Vice President JD Vance informed media representatives that it remained premature to determine “when or if” an agreement would come to fruition. Treasury Secretary Scott Bessent offered limited commentary, noting merely that “the teams have been going back and forth.”
The Critical Role of the Strait of Hormuz
Central to the current energy disruption is the Strait of Hormuz, a critical chokepoint responsible for transporting a substantial portion of worldwide crude shipments. Following the outbreak of hostilities, functional blockades implemented by both Washington and Tehran have eliminated millions of barrels per day from global supply networks, precipitating an international energy emergency.
Vessel movement through this strategic passage remains significantly diminished compared to pre-conflict volumes. Even an Axios bulletin indicating that maritime traffic would become “unrestricted” pursuant to the potential agreement has failed to generate complete market confidence.
Crude valuations temporarily declined on Thursday following reports of renewed military confrontations between American and Iranian military units, before stabilizing as diplomatic messaging resumed.
Why Immediate Supply Restoration Remains Unlikely
Industry experts are emphasizing that any ceasefire prolongation would not immediately reinstate normal oil distribution patterns. Multiple logistical challenges persist.
Explosive ordnance throughout the Hormuz shipping corridor requires removal. Oil fields that underwent emergency shutdowns may require months to resume operations. Critical infrastructure compromised by unmanned aerial vehicle and ballistic missile attacks demands extensive repairs. Additionally, tanker vessels would still require weeks to arrive at destination markets.
“I would expect flows to remain heavily constrained due to the time lag of tanker travel and time to get production back online,” said Ryan McKay, senior commodity strategist at TD Securities. “We can end up losing another 1 billion barrels of supply during a recovery period.”
ING analysts noted that markets have already priced in much of the resolution. “Any confirmation of a deal that reopens the strait means that further downside is likely limited,” they wrote, but added that inventories are more depleted now than before the conflict began.

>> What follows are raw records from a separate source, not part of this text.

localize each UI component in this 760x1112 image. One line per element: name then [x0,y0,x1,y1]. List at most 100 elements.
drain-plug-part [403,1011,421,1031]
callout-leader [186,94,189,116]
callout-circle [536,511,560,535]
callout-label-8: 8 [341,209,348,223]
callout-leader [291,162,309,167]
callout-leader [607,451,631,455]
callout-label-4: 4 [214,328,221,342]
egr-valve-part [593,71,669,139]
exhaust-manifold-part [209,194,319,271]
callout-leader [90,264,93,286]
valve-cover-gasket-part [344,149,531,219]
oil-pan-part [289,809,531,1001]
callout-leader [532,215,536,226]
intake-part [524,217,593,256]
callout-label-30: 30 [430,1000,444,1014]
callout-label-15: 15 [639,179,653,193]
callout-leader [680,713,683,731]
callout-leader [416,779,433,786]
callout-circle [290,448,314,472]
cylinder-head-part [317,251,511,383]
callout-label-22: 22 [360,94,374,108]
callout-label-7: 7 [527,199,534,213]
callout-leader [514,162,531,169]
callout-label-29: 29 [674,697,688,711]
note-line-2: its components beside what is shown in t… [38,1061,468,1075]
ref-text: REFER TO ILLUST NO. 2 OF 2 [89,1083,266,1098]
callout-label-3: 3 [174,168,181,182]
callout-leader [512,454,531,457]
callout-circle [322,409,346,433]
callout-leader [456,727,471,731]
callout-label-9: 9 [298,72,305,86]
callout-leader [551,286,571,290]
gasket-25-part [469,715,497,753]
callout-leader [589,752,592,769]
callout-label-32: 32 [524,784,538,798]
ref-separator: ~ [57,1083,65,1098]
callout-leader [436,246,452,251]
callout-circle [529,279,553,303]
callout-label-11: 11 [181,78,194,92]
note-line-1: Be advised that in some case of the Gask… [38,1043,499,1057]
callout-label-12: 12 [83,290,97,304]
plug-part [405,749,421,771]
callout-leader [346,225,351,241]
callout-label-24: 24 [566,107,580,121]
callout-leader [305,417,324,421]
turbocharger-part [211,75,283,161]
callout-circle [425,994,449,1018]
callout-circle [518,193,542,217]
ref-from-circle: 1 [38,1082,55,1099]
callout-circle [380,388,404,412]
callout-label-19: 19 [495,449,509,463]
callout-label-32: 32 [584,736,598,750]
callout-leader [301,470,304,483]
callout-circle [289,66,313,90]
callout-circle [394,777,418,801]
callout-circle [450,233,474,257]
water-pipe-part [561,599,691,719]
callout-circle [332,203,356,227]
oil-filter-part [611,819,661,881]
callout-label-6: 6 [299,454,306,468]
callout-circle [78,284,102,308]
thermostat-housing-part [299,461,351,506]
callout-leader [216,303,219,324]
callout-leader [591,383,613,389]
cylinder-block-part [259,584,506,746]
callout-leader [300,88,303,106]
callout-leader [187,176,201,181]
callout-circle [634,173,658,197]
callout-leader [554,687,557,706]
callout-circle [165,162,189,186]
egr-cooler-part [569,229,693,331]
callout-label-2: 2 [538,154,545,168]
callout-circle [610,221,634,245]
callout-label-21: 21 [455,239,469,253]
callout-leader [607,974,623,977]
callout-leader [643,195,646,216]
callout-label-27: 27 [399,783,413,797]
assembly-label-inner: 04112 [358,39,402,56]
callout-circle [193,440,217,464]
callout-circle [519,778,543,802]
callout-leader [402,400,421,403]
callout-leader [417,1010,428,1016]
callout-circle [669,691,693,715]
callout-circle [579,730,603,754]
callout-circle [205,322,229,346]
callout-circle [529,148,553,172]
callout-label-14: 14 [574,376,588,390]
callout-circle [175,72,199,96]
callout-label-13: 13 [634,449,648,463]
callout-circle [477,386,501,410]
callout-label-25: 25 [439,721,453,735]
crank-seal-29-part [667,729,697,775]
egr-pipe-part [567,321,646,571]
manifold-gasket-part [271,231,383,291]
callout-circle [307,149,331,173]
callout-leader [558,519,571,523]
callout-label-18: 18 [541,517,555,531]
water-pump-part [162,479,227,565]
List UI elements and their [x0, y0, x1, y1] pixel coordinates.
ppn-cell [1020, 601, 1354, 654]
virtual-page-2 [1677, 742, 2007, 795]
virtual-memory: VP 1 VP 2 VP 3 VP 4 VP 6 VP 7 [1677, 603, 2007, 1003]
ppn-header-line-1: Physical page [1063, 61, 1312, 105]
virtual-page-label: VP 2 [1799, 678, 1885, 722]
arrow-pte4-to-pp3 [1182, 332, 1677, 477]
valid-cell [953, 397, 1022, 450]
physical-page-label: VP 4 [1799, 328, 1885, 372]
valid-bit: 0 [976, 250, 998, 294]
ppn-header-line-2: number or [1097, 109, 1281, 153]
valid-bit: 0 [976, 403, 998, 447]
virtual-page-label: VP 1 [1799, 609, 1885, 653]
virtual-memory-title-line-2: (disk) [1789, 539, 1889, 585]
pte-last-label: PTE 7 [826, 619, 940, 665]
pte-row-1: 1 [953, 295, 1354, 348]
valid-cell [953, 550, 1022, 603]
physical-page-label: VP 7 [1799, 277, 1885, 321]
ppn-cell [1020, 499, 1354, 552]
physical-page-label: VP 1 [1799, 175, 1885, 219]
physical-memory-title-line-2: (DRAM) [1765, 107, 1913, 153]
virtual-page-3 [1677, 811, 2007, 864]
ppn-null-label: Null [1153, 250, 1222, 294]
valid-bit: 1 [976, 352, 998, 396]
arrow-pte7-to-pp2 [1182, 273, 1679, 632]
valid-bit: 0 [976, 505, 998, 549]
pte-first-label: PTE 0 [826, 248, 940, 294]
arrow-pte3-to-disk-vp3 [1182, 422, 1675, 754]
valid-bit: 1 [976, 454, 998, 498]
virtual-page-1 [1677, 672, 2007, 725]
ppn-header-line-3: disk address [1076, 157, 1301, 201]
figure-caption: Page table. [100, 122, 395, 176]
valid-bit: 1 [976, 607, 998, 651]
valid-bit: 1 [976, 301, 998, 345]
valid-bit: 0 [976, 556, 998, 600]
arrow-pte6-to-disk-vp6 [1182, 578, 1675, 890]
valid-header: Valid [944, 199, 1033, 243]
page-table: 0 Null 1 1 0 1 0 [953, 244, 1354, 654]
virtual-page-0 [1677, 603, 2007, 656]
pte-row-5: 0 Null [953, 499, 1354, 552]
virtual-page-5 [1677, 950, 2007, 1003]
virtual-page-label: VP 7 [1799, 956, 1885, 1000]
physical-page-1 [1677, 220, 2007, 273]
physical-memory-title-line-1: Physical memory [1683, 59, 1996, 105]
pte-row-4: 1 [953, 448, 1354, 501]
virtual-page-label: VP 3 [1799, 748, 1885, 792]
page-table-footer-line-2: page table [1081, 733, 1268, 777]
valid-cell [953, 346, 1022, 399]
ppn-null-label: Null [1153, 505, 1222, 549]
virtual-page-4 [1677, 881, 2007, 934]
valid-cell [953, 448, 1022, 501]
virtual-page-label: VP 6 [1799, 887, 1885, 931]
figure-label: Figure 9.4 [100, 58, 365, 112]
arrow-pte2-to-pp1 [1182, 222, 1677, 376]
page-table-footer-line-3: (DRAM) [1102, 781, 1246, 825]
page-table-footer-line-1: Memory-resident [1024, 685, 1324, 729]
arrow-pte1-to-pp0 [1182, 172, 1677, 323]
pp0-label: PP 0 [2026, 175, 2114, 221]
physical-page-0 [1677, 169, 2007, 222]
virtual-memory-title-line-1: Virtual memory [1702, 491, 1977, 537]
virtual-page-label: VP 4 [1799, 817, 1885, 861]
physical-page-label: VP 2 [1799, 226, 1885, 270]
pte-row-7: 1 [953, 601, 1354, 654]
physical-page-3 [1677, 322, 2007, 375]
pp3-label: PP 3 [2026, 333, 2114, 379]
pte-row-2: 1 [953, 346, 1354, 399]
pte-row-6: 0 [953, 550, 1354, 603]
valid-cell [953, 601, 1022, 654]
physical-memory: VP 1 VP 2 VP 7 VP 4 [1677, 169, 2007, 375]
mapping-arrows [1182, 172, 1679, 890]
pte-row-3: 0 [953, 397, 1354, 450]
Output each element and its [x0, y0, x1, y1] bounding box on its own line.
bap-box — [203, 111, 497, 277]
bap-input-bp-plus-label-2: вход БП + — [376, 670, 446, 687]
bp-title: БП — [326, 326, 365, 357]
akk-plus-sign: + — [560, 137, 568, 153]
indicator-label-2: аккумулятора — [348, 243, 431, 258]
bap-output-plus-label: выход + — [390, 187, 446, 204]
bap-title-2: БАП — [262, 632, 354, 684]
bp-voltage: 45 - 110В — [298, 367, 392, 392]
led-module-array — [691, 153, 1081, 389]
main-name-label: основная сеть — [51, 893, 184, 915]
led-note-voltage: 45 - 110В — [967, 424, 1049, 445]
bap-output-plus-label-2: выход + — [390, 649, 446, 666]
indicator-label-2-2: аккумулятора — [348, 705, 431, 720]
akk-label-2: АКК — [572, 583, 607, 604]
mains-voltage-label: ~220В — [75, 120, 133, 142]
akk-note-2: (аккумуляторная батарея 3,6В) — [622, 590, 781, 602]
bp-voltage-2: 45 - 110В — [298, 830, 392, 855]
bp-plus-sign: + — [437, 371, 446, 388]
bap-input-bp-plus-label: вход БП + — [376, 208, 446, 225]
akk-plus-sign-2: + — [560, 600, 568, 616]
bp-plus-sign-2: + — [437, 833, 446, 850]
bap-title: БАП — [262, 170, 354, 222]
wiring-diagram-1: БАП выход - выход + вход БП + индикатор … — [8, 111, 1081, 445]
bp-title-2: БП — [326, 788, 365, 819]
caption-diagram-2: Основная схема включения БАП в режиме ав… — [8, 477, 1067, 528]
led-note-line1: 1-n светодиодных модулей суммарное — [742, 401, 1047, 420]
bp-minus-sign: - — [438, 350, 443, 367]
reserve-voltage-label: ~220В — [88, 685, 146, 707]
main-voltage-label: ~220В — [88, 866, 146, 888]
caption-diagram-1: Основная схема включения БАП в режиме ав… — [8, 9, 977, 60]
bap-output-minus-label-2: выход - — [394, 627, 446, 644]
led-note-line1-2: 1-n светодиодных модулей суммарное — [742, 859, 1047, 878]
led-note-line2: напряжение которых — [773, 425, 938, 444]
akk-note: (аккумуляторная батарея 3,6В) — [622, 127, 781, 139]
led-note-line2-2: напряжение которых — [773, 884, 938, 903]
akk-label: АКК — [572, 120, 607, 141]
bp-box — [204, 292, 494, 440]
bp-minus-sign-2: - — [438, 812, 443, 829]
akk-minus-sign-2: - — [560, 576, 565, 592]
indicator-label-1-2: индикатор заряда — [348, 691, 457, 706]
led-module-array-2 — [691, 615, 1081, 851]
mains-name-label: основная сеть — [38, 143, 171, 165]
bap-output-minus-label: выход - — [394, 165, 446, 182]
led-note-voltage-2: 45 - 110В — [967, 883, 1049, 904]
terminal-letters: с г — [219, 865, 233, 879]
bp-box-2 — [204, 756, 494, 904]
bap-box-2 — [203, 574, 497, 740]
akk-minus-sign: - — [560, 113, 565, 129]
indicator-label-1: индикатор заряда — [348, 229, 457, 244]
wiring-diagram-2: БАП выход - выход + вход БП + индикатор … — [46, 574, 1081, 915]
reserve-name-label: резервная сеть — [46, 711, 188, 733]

Government statistics published this week revealed that crude stockpiles at the Cushing, Oklahoma storage facility declined for a fifth straight week to 23 million barrels, nearing the approximately 20-million-barrel threshold required for operational continuity. Distillate reserves reached their most depleted level in over twenty years.
Significant negotiation obstacles remain outstanding. These encompass Iran’s atomic energy program, sovereignty over the strategic waterway, and the matter of economic sanctions withdrawal. Trump had previously stated that restoring passage through the strait and Iran’s surrender of weapons-grade uranium represented his prerequisites for any diplomatic arrangement.
Wider macroeconomic factors are simultaneously dampening consumption outlook. American personal consumption expenditure inflation figures exceeded projections, strengthening expectations that the Federal Reserve may maintain elevated interest rates for an extended duration. Updated first-quarter GDP statistics similarly indicated decelerating economic expansion.